Sesungguhnya Allah Maha Mendengar lagi Maha Mengetahui. Akan tetapi barang
siapa khawatir terhadap orang yang berwasiat itu, berlaku berat sebelah atau
berbuat dosa, lalu ia mendamaikan anatra mereka, maka tidaklah adalah dosa
baginya. Sesungguhnya Allah Maha Pengampun lagi Maha Penyayang. ( QS Al -
Baqarah : 2 : 180-182)
b. Abu
Umamah mengatakan bahwa ia mendengar utusan Allah bersabda di dalam khotbah
beliau di Tahun Haji Wada’, “Allah telah menetapkan hak bagi setiap orang, dan
tidak boleh ada wasiat bagi ahli waris.” ( Abu Dawud dan Ibnu Majah)
Sebelum diturunkan
wahyu tentang pembagian warisan, ditetapkan bahwa warisan haruslah dibuat
dengan memperhatikan orang tua dan kerabat dekat. Tetapi dalam Al-Qur’an (surat
An-Nisaa’, 4) tentang hukum waris diwahyukan dan disitu tertera bagian untuk
orang tua, anak-anak, pasangan (suami atau istri) dan kaum kerabat lainnya,
maka wasiat tidak lagi berlaku bagi ahli waris, seperti yang dinyatakan oleh
Nabi SAW. Wasiat juga tidak boleh melebihi dari sepertiga dari seluruh harta
yang ditinggalkan sesudah kematiannya.
Hukum wasiat mendorong jihad melawan kemiskinan,
kesengsaraan, penyakit, kebodohan dan buta huruf. Dimana akan membantu
terwujudnya transfer dari yang kaya ke yang miskin.
5.
Hukum Wakaf
Merupakan Menahan suatu benda untuk diambil manfaatnya untuk
kepentingan umum sesuai dengan ajaran islam.
Berikut landasan lembaga wakaf diilhmi ayat Al-Qur’an dan
hadis Nabi Muhammad SAW :
1. Kamu sekali-kali tidak sampai kepada kebajikan (yang sempurna),
sebelum kamu menafkahkan sebagian harta yang kamu cintai. Dan apasaja yang kamu
nafkahkan, mkaka sesungguhnya Allah mengetahuinya. ( QS. Al – ‘Imran 3 : 92)
2. Ibnu Umar mengatakan bahwa ketika ‘Umar mnedapatkan sebidang
tanah di Khaibar, ia menemui Nabi dan berkata : “ Hai Rasulullah SAW, saya
mendapat sebidang tanah di Khaibar dan saya ingin agar tanah itu lebih bernilai
dari apa pun yang pernah saya dapatkan. Apa yang engkau perintahkan kepada saya
? Beliau menjawab : “ Jika engkau mau, engkau dapat menjadikan tanahmu itu
sebagai milik ynag tidak dapat dicabut dan memberikan hasilnya untuk sedekah.”

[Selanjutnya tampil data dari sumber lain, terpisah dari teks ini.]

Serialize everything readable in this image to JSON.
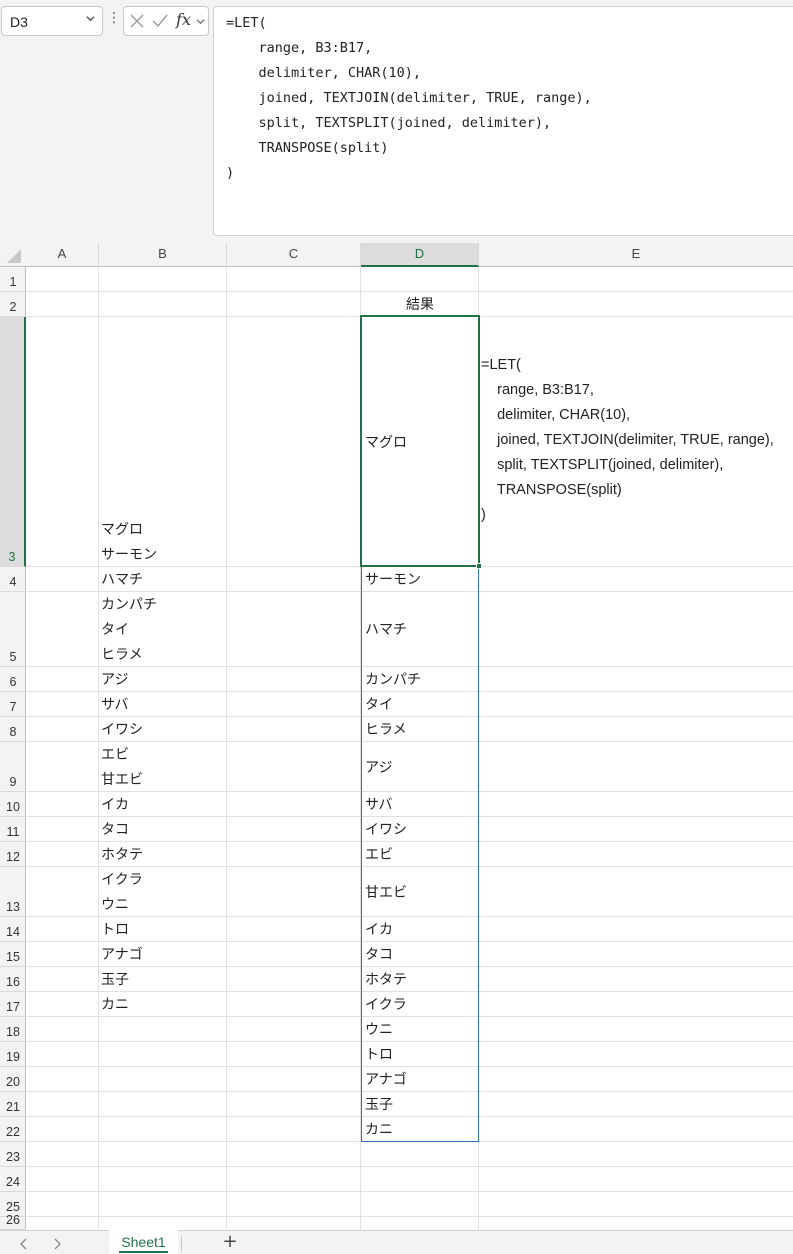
{
  "name_box": {
    "value": "D3"
  },
  "formula_bar": {
    "lines": [
      "=LET(",
      "    range, B3:B17,",
      "    delimiter, CHAR(10),",
      "    joined, TEXTJOIN(delimiter, TRUE, range),",
      "    split, TEXTSPLIT(joined, delimiter),",
      "    TRANSPOSE(split)",
      ")"
    ]
  },
  "columns": [
    "A",
    "B",
    "C",
    "D",
    "E"
  ],
  "selected_cell": {
    "column": "D",
    "row": "3"
  },
  "rows": [
    "1",
    "2",
    "3",
    "4",
    "5",
    "6",
    "7",
    "8",
    "9",
    "10",
    "11",
    "12",
    "13",
    "14",
    "15",
    "16",
    "17",
    "18",
    "19",
    "20",
    "21",
    "22",
    "23",
    "24",
    "25",
    "26"
  ],
  "header_cell": {
    "address": "D2",
    "value": "結果"
  },
  "column_b": [
    {
      "row": "3",
      "value": "マグロ\nサーモン"
    },
    {
      "row": "4",
      "value": "ハマチ"
    },
    {
      "row": "5",
      "value": "カンパチ\nタイ\nヒラメ"
    },
    {
      "row": "6",
      "value": "アジ"
    },
    {
      "row": "7",
      "value": "サバ"
    },
    {
      "row": "8",
      "value": "イワシ"
    },
    {
      "row": "9",
      "value": "エビ\n甘エビ"
    },
    {
      "row": "10",
      "value": "イカ"
    },
    {
      "row": "11",
      "value": "タコ"
    },
    {
      "row": "12",
      "value": "ホタテ"
    },
    {
      "row": "13",
      "value": "イクラ\nウニ"
    },
    {
      "row": "14",
      "value": "トロ"
    },
    {
      "row": "15",
      "value": "アナゴ"
    },
    {
      "row": "16",
      "value": "玉子"
    },
    {
      "row": "17",
      "value": "カニ"
    }
  ],
  "column_d": [
    "マグロ",
    "サーモン",
    "ハマチ",
    "カンパチ",
    "タイ",
    "ヒラメ",
    "アジ",
    "サバ",
    "イワシ",
    "エビ",
    "甘エビ",
    "イカ",
    "タコ",
    "ホタテ",
    "イクラ",
    "ウニ",
    "トロ",
    "アナゴ",
    "玉子",
    "カニ"
  ],
  "cell_e3": {
    "text": "=LET(\n    range, B3:B17,\n    delimiter, CHAR(10),\n    joined, TEXTJOIN(delimiter, TRUE, range),\n    split, TEXTSPLIT(joined, delimiter),\n    TRANSPOSE(split)\n)"
  },
  "sheet_tabs": [
    {
      "label": "Sheet1",
      "active": true
    }
  ],
  "add_sheet_label": "+",
  "icons": {
    "cancel": "close-icon",
    "enter": "check-icon",
    "function": "fx-icon"
  },
  "colors": {
    "accent": "#217346",
    "spill_border": "#2f6fc4"
  }
}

Maka ‘Umar memberikannya sebagai sedekah dengan menyatakan bahwa tanah itu
tidak boleh dijual, diberikan ataupun diwariskan, dan dia memberikan hasilnya
sebagai sedekah untuk diberikan keopada orang miskin, kaum kerabat, pemerdekaan
budak, jalan Allah, para perantau dan tetamu. Tak ada dosa bagi pengurusnya
jika makan dari padanya secara patut atau memberi seseorang untuk di makan,
asal dia tidak menyimpannya (untuk dirinya sendiri). Ibnu Sirin berkata: “Asal
ia tidak menjadikannya modal bagi dirinya.” (Bukhari dan Muslim)
Seperti
yang telajh disampaikan dia tas seorang muslim dapat mewasiatkan sepertiga dari
hartanya sesudah kematiannya. Tetapi dalam hidupnya ia memiliki hak untuk
mengeluarkan seluruh hartanya di ajlan Allah
Wakaf dimaksudkan bahwa, harta mengalir dari pemberi wakaf
(yakni waqif) kepada milik Allah, tetapi hasil atau manfaatnya di baktikan
kepada orang miskin, orang sakit, perantau, atau yang lainnya yang dikenal oleh
Islam. Lemabga wakaf berperan dalma menghapus kemiskinan, kesengsaraan,
penyakit, buta huruf, sehingga terciptalah distribusi kekayaan yang merata.
6.
Zakat Fitri
Nabi kaum
Muslimin telah menetapkan bahwa setiap Muslim yang kaya harus menunaikan Shadaqatul Fitri kepada kaum Muslimin
yang miskin. Fitr berarti Shadaqah
yang bersifat wajib bagi setiap Muslim yang memiliki harta senilai nisab zakat.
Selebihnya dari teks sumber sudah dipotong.